Tar sands, a mixture of sand, petroleum, and mineral salts, must be diluted with a highly toxic class of chemical, which industry considers proprietary despite the dangers associated with its use. Tar sands are known to sink in water, making cleanup exorbitantly expensive and practically impossible. When exposed to air, its diluents evaporate like paint thinner forming heavy toxic clouds near at ground level. Toxic chemical exposure through respiration has happened in every instance of tar sands leaking near populated areas, and poisoned residents have described a litany of painful rashes, breathing complications, chemical sensitivities, nausea, migraines, and exacerbated cancer activity.

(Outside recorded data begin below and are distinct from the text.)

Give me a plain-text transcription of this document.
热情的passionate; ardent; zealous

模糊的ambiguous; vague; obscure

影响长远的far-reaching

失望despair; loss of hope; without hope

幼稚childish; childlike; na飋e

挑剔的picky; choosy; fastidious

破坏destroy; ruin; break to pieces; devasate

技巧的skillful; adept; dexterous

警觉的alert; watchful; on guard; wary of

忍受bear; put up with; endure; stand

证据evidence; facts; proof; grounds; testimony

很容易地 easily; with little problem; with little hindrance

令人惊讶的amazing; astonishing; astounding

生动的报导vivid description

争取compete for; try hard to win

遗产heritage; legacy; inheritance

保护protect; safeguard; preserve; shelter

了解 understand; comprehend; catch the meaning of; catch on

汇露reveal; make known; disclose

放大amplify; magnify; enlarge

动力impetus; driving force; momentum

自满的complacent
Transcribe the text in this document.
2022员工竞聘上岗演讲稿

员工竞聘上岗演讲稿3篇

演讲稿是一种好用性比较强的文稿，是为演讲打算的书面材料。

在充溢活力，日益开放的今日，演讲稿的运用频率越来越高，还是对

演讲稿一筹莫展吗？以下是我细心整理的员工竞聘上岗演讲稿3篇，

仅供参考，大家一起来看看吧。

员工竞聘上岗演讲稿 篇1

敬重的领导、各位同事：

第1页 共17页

The tar sands being transported by KXL South originate from a bitumen deposit roughly the size of Florida in Alberta, Canada. The nearby Beaver Lake Cree and Athabasca Chipewyan First Nations are currently in litigation with the Canadian federal and provincial governments to not only halt expansion of the mine sites but to revisit the original permitting of the sites altogether, due to egregious violations of Treaties 6 and 8, to which these First Nations are signatories, respectively. The mine sites, the tribal governments assert, have heavily contaminated their traditional subsistence hunting grounds, devastating local game populations, interrupting cultural continuity, and impeding their national sovereignty.

“We hope from this point on that unity is the clarion call for the climate movement. It’s really unfortunate for everybody that a lack of solidarity in movement mobilization with Texas and Oklahoma communities has led us to this moment,” laments Juan Parras, the founder of TEJAS. “Environmental Justice communities, private property owners, residents living in proximity to the pipeline, and all those up and downstream - we’re are all affected here in the same struggle: to permanently stop the most ecologically devastating mining operations in the world and address the ongoing injustices of petrochemical refining. The Keystone XL tar sands pipeline has only served to catalyze our resolve to know each other better.”